FIFA has stated that Women's football is the single most significant growth opportunity for football today, yet we've seen them make a negligible investment into the sport. FIFA issued the Global Women's Football Strategy in 2018, outlining how FIFA will collaborate with confederations and member associations, clubs and players, the media, fans, and other stakeholders to tackle and overcome obstacles. Despite being a 'non-profit organization, FIFA and its approach to women's (and men's) football are profoundly entangled in, and supportive of, the global capitalist order, resulting in a paradox epitomized by the Women's Football Strategy. On the other hand, FIFA has demonstrated a willingness to use this possibility only progressively, not fully supporting women's football, but instead needing women's football to sustain itself, and thus FIFA. In the words of the FIFA President, 'Women's football doesn't need charity; we have to focus on ensuring that the revenues grow to ensure it grows…and it can stand on its own.'

Interestingly, FIFA does not regard decades of investment in men's football as "charity" but instead as a prudent and lucrative investment. As a result, one can adequately question how continuing to invest more in men's football than in women's football can be viewed as satisfying FIFA's non-discrimination promises. Indeed, the opposite argument is likely to be more persuasive: directing a more significant proportion of FIFA's (financial and strategic) resources toward supporting and marketing the women's game than the men's game would appear to be a reasonable (if not necessary) approach to overcoming the lack of investment in women that, according to FIFA's admission, has characterized the organization's entire history. The Women's Football Strategy sheds light on the gender inequalities that football has long served to normalize under the auspices of FIFA. However, it does not alter FIFA's preference for (short-term) financial benefit over all else. So far, FIFA has demonstrated a willingness to address gender discrimination only insofar as it supports this aim, either directly through revenue generated by women's football, as indicated above, or indirectly through boosting FIFA's global reputation.

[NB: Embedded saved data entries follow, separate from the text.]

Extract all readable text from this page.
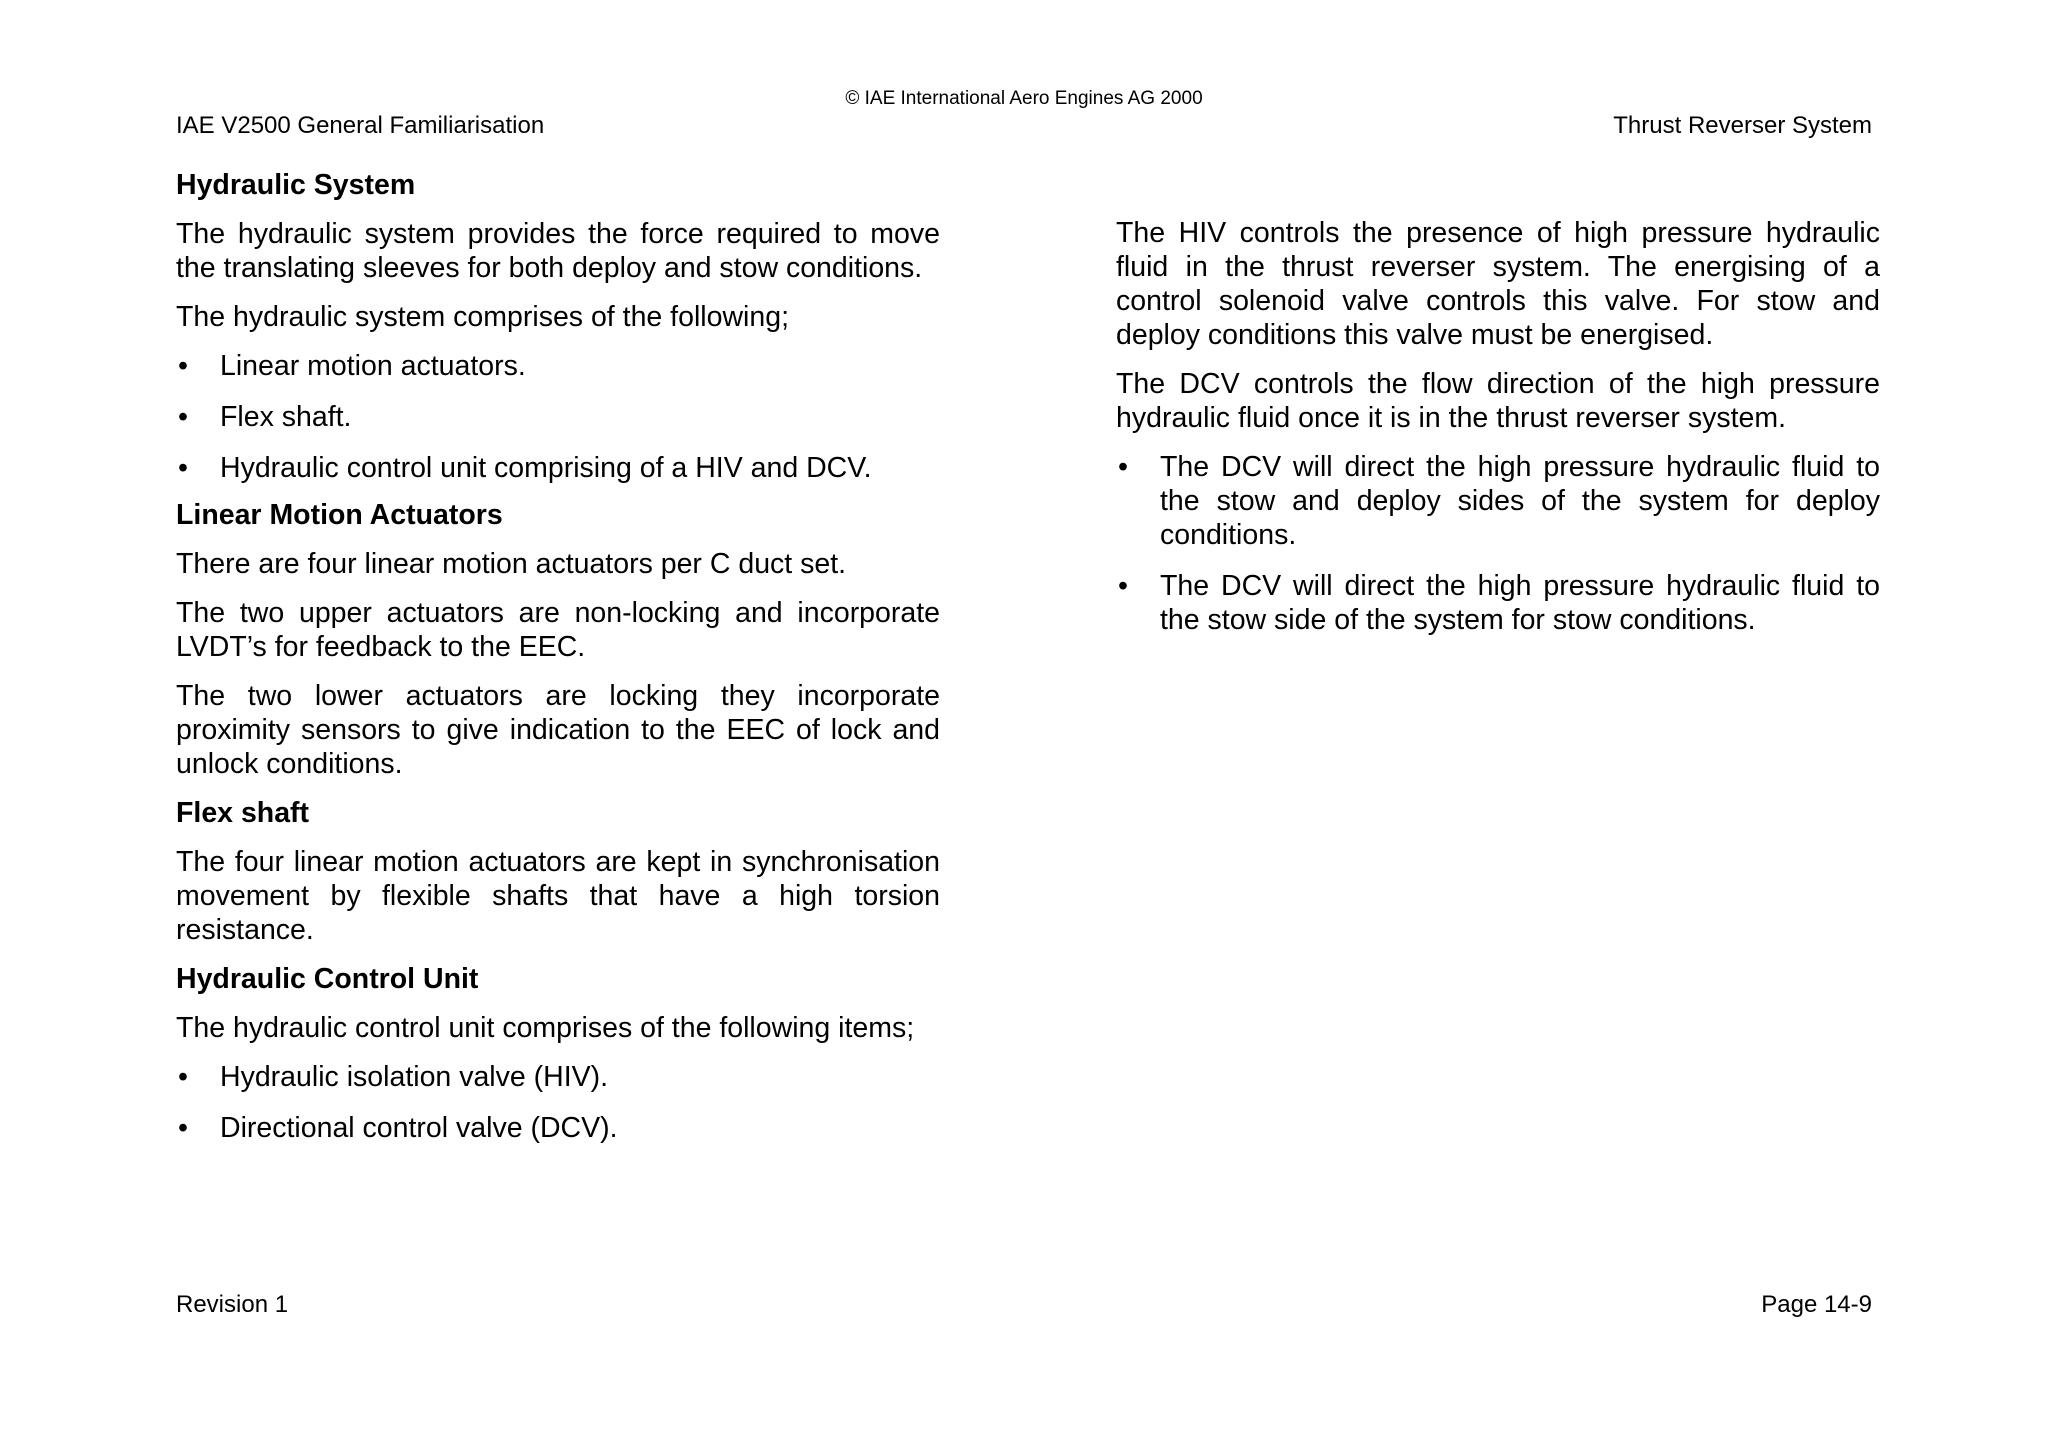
© IAE International Aero Engines AG 2000
IAE V2500 General Familiarisation	Thrust Reverser System
Hydraulic System

The hydraulic system provides the force required to move the translating sleeves for both deploy and stow conditions.

The hydraulic system comprises of the following;

• Linear motion actuators.
• Flex shaft.
• Hydraulic control unit comprising of a HIV and DCV.
Linear Motion Actuators

There are four linear motion actuators per C duct set.

The two upper actuators are non-locking and incorporate LVDT’s for feedback to the EEC.

The two lower actuators are locking they incorporate proximity sensors to give indication to the EEC of lock and unlock conditions.

Flex shaft

The four linear motion actuators are kept in synchronisation movement by flexible shafts that have a high torsion resistance.

Hydraulic Control Unit

The hydraulic control unit comprises of the following items;

• Hydraulic isolation valve (HIV).
• Directional control valve (DCV).

The HIV controls the presence of high pressure hydraulic fluid in the thrust reverser system. The energising of a control solenoid valve controls this valve. For stow and deploy conditions this valve must be energised.

The DCV controls the flow direction of the high pressure hydraulic fluid once it is in the thrust reverser system.

• The DCV will direct the high pressure hydraulic fluid to the stow and deploy sides of the system for deploy conditions.
• The DCV will direct the high pressure hydraulic fluid to the stow side of the system for stow conditions.
Revision 1	Page 14-9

If anything, FIFA should invest more in a more vital club game than in the World Cup. Men's football is more robust because of its club games; the same can't be for women. Before International football reaches its peak, there need to be strong bases with the clubs. There are currently fewer than 50 earnest women's clubs around the world. FIFA should devote its time and resources to resolving this issue. Recently FIFA released a survey building on its Global Women's Football Strategy focusing on governance, finance, fan engagement, players, on-field matters, and some impacts of the coronavirus pandemic. Some of the survey's conclusions were predictable. In 73 percent of the leagues surveyed, players in championship teams were paid more than players on other teams. Better facilities translated to better performance, with half of the teams with the most facilities winning a league title in the previous five years. It also stated that 70% of women's football clubs operate at a loss while only 13% generate about $1 million, and half of those come from sponsorship deals.

The survey clearly shows that better facilities meant better performances, and better facilities only come in with increased investment, which most clubs currently lack. FIFA wants women's football to sustain itself, but how will that happen if no money is invested in these clubs and players? Not even men's football can sustain itself without some external resources, and it has only reached this stage after years of consistent investment.

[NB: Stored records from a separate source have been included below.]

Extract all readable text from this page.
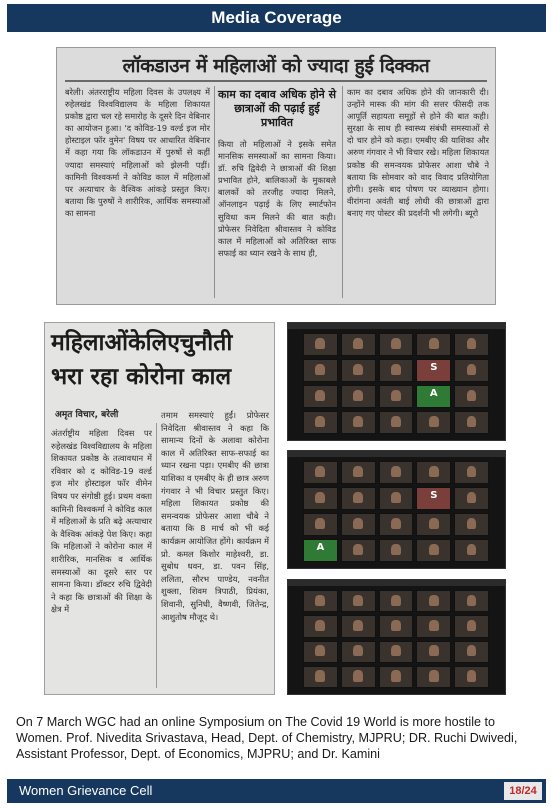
Media Coverage
लॉकडाउन में महिलाओं को ज्यादा हुई दिक्कत
बरेली। अंतरराष्ट्रीय महिला दिवस के उपलक्ष्य में रुहेलखंड विश्वविद्यालय के महिला शिकायत प्रकोष्ठ द्वारा चल रहे समारोह के दूसरे दिन वेबिनार का आयोजन हुआ। 'द कोविड-19 वर्ल्ड इज मोर होस्टाइल फॉर वुमेन' विषय पर आधारित वेबिनार में कहा गया कि लॉकडाउन में पुरुषों से कहीं ज्यादा समस्याएं महिलाओं को झेलनी पड़ीं। कामिनी विश्वकर्मा ने कोविड काल में महिलाओं पर अत्याचार के वैश्विक आंकड़े प्रस्तुत किए। बताया कि पुरुषों ने शारीरिक, आर्थिक समस्याओं का सामना
काम का दबाव अधिक होने से छात्राओं की पढ़ाई हुई प्रभावित
किया तो महिलाओं ने इसके समेत मानसिक समस्याओं का सामना किया। डॉ. रुचि द्विवेदी ने छात्राओं की शिक्षा प्रभावित होने, बालिकाओं के मुकाबले बालकों को तरजीह ज्यादा मिलने, ऑनलाइन पढ़ाई के लिए स्मार्टफोन सुविधा कम मिलने की बात कही। प्रोफेसर निवेदिता श्रीवास्तव ने कोविड काल में महिलाओं को अतिरिक्त साफ सफाई का ध्यान रखने के साथ ही,
काम का दबाव अधिक होने की जानकारी दी। उन्होंने मास्क की मांग की सत्तर फीसदी तक आपूर्ति सहायता समूहों से होने की बात कही। सुरक्षा के साथ ही स्वास्थ्य संबंधी समस्याओं से दो चार होने को कहा। एमबीए की याशिका और अरुण गंगवार ने भी विचार रखे। महिला शिकायत प्रकोष्ठ की समन्वयक प्रोफेसर आशा चौबे ने बताया कि सोमवार को वाद विवाद प्रतियोगिता होगी। इसके बाद पोषण पर व्याख्यान होगा। वीरांगना अवंती बाई लोधी की छात्राओं द्वारा बनाए गए पोस्टर की प्रदर्शनी भी लगेगी। ब्यूरो
महिलाओंकेलिएचुनौती भरा रहा कोरोना काल
अमृत विचार, बरेली
अंतर्राष्ट्रीय महिला दिवस पर रुहेलखंड विश्वविद्यालय के महिला शिकायत प्रकोष्ठ के तत्वावधान में रविवार को द कोविड-19 वर्ल्ड इज मोर होस्टाइल फॉर वीमेन विषय पर संगोष्ठी हुई। प्रथम वक्ता कामिनी विश्वकर्मा ने कोविड काल में महिलाओं के प्रति बढ़े अत्याचार के वैश्विक आंकड़े पेश किए। कहा कि महिलाओं ने कोरोना काल में शारीरिक, मानसिक व आर्थिक समस्याओं का दूसरे स्तर पर सामना किया। डॉक्टर रुचि द्विवेदी ने कहा कि छात्राओं की शिक्षा के क्षेत्र में
तमाम समस्याएं हुईं। प्रोफेसर निवेदिता श्रीवास्तव ने कहा कि सामान्य दिनों के अलावा कोरोना काल में अतिरिक्त साफ-सफाई का ध्यान रखना पड़ा। एमबीए की छात्रा याशिका व एमबीए के ही छात्र अरुण गंगवार ने भी विचार प्रस्तुत किए। महिला शिकायत प्रकोष्ठ की समन्वयक प्रोफेसर आशा चौबे ने बताया कि 8 मार्च को भी कई कार्यक्रम आयोजित होंगे। कार्यक्रम में प्रो. कमल किशोर माहेश्वरी, डा. सुबोध धवन, डा. पवन सिंह, ललिता, सौरभ पाण्डेय, नवनीत शुक्ला, शिवम त्रिपाठी, प्रियंका, शिवानी, सुनिधी, वैष्णवी, जितेन्द्र, आशुतोष मौजूद थे।
S
A
S
A
On 7 March WGC had an online Symposium on The Covid 19 World is more hostile to Women. Prof. Nivedita Srivastava, Head, Dept. of Chemistry, MJPRU; DR. Ruchi Dwivedi, Assistant Professor, Dept. of Economics, MJPRU; and Dr. Kamini
Women Grievance Cell	18/24
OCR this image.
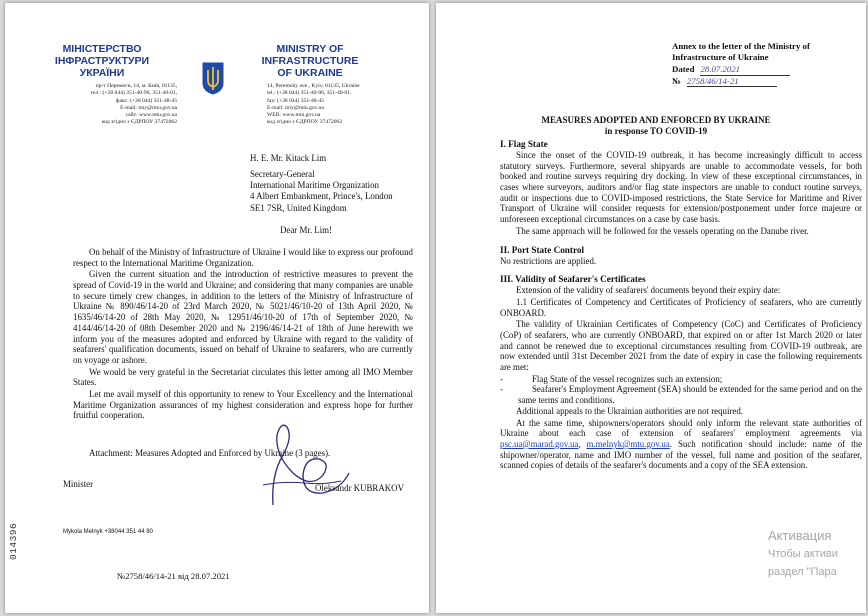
МІНІСТЕРСТВО
ІНФРАСТРУКТУРИ
УКРАЇНИ
MINISTRY OF
INFRASTRUCTURE
OF UKRAINE
пр-т Перемоги, 14, м. Київ, 01135,
тел.: (+38 044) 351-40-96, 351-40-01,
факс: (+38 044) 351-48-45
E-mail: miy@mtu.gov.ua
сайт: www.mtu.gov.ua
код згідно з ЄДРПОУ 37472062
14, Peremohy ave., Kyiv, 01135, Ukraine
tel.: (+38 044) 351-40-96, 351-40-01,
fax: (+38 044) 351-48-45
E-mail: miy@mtu.gov.ua
WEB: www.mtu.gov.ua
код згідно з ЄДРПОУ 37472062
H. E. Mr. Kitack Lim
Secretary-General
International Maritime Organization
4 Albert Embankment, Prince's, London
SE1 7SR, United Kingdom
Dear Mr. Lim!

On behalf of the Ministry of Infrastructure of Ukraine I would like to express our profound respect to the International Maritime Organization.

Given the current situation and the introduction of restrictive measures to prevent the spread of Covid-19 in the world and Ukraine; and considering that many companies are unable to secure timely crew changes, in addition to the letters of the Ministry of Infrastructure of Ukraine № 890/46/14-20 of 23rd March 2020, № 5021/46/10-20 of 13th April 2020, № 1635/46/14-20 of 28th May 2020, № 12951/46/10-20 of 17th of September 2020, № 4144/46/14-20 of 08th Desember 2020 and № 2196/46/14-21 of 18th of June herewith we inform you of the measures adopted and enforced by Ukraine with regard to the validity of seafarers' qualification documents, issued on behalf of Ukraine to seafarers, who are currently on voyage or ashore.

We would be very grateful in the Secretariat circulates this letter among all IMO Member States.

Let me avail myself of this opportunity to renew to Your Excellency and the International Maritime Organization assurances of my highest consideration and express hope for further fruitful cooperation.

Attachment: Measures Adopted and Enforced by Ukraine (3 pages).
Minister	Oleksandr KUBRAKOV
Mykola Melnyk +38044 351 44 80
014396
№2758/46/14-21 від 28.07.2021
Annex to the letter of the Ministry of
Infrastructure of Ukraine
Dated 28.07.2021
№ 2758/46/14-21
MEASURES ADOPTED AND ENFORCED BY UKRAINE
in response TO COVID-19
I. Flag State

Since the onset of the COVID-19 outbreak, it has become increasingly difficult to access statutory surveys. Furthermore, several shipyards are unable to accommodate vessels, for both booked and routine surveys requiring dry docking. In view of these exceptional circumstances, in cases where surveyors, auditors and/or flag state inspectors are unable to conduct routine surveys, audit or inspections due to COVID-imposed restrictions, the State Service for Maritime and River Transport of Ukraine will consider requests for extension/postponement under force majeure or unforeseen exceptional circumstances on a case by case basis.

The same approach will be followed for the vessels operating on the Danube river.

II. Port State Control

No restrictions are applied.

III. Validity of Seafarer's Certificates

Extension of the validity of seafarers' documents beyond their expiry date:

1.1 Certificates of Competency and Certificates of Proficiency of seafarers, who are currently ONBOARD.

The validity of Ukrainian Certificates of Competency (CoC) and Certificates of Proficiency (CoP) of seafarers, who are currently ONBOARD, that expired on or after 1st March 2020 or later and cannot be renewed due to exceptional circumstances resulting from COVID-19 outbreak, are now extended until 31st December 2021 from the date of expiry in case the following requirements are met:

-	Flag State of the vessel recognizes such an extension;
-	Seafarer's Employment Agreement (SEA) should be extended for the same period and on the same terms and conditions.

Additional appeals to the Ukrainian authorities are not required.

At the same time, shipowners/operators should only inform the relevant state authorities of Ukraine about each case of extension of seafarers' employment agreements via psc.ua@marad.gov.ua, m.melnyk@mtu.gov.ua. Such notification should include: name of the shipowner/operator, name and IMO number of the vessel, full name and position of the seafarer, scanned copies of details of the seafarer's documents and a copy of the SEA extension.

Активация
Чтобы активи
раздел "Пара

With all said, the kind of impact this could have on players' health and lives is yet to be determined. It wouldn't be for the better, that's for sure.


FIFA can do a lot to invest seriously into women's football. Still, instead, it's progressing towards just milking out as much money as they can from something that's catching the eye and having increased engagement with the audience. Football had never been about money before. Still, it's now turning into precisely that. MONEY.